I happened to visit this lighthouse in early July and both the history and stunning location make Portland Head Light a find. Located in Cape Elizabeth, Maine in Fort Williams Park, this amazing sight is free to visitors. Trails throughout the park look over Casco Bay and visitors can view the stunning blue seas, experience the wind and think back to what it must have been like to be a lighthouse keeper in the late 1700s before modern technology.
During the main tourist season, this lighthouse includes a gift shop with nautical and lighthouse-themed souvenirs, as well as a friendly museum, which for a two dollar fee, traces the history of both the lighthouse and the remains of Fort Williams. The museum, which is the former lighthouse keepers’ home, includes a timeline and an interesting account of what it was like to be a lighthouse keeper. Exploring the museum, I learned that Maine currently has fifty-three lighthouses and the museum includes a current coastal map. From Portland Head Light looking out to sea, as an added bonus, visitors can also see another privately-owned lighthouse which was constructed in 1905.
Memorials are delicately hidden around Portland Head Light including a rock commemorating the wreck and the rescue of the crew of the “Annie C. Maguire” which was traveling from Buenos Aires and crashed along the ledge of the lighthouse on Christmas Eve, 1886. This vessel was traveling in clear weather and the cause of the crash was unknown.
Henry Wadsworth Longfellow used to walk from Portland to visit Portland Head Light as he was friends with the keepers. It is believed that Longfellow used this lighthouse as the inspiration of his poem, “The Lighthouse”, and I could almost visualize the movement of ships during Longfellow’s time.
A somber memorial also remembers the victims of the U.S.S. Eagle-56, which was torpedoed and sunk by German U-boats just nine miles southeast of the lighthouse in April, 1945. Sadly, this was the greatest loss of U.S. Navy personnel in New England waters during World War II.

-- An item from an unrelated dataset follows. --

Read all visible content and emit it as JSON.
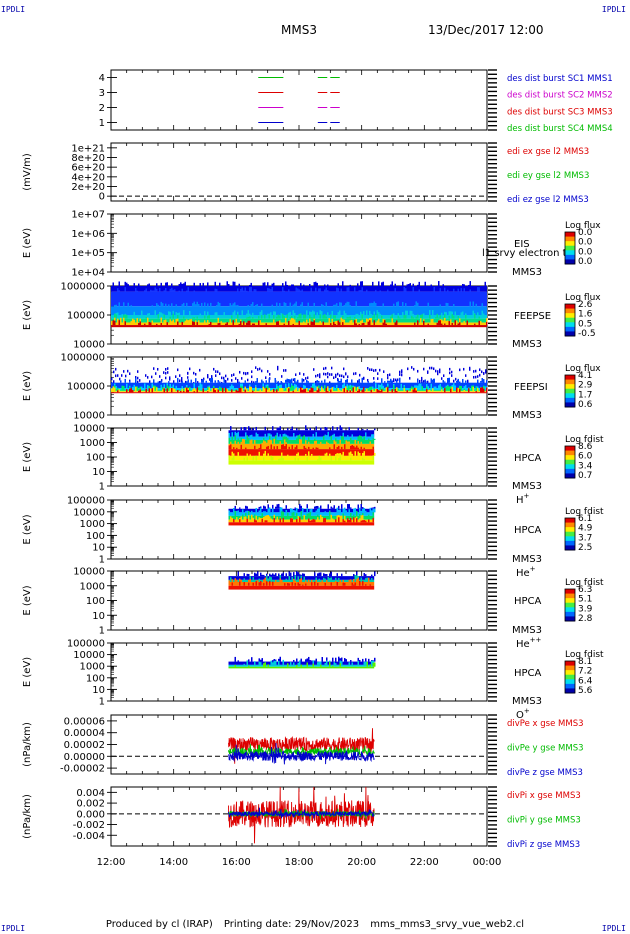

Trails are located all through this park (be sure to take the Cliff Walk high above the seas crashing) and come dressed for winds off the Atlantic Ocean regardless of the time of year. I loved looking out to sea and watching flocks of ducks trying to navigate the choppy waters. On the day I visited, sailboats and lobster boats were gliding through the area. Flocks of butterflies were floating above a well-tended monarch butterfly garden, and manicured lawns with colorful flowers surrounded the lighthouse and trails. Picnic tables are everywhere so be sure to bring a snack to take in the spectacular million dollar views.
Lighthouses are a part of the tapestry of New England scenery and Portland Head Light is one of the stars. For visitors to the Portland area, be sure to set aside some time for a visit to Portland Head Light. This lighthouse is a shining beacon of Maine nautical history.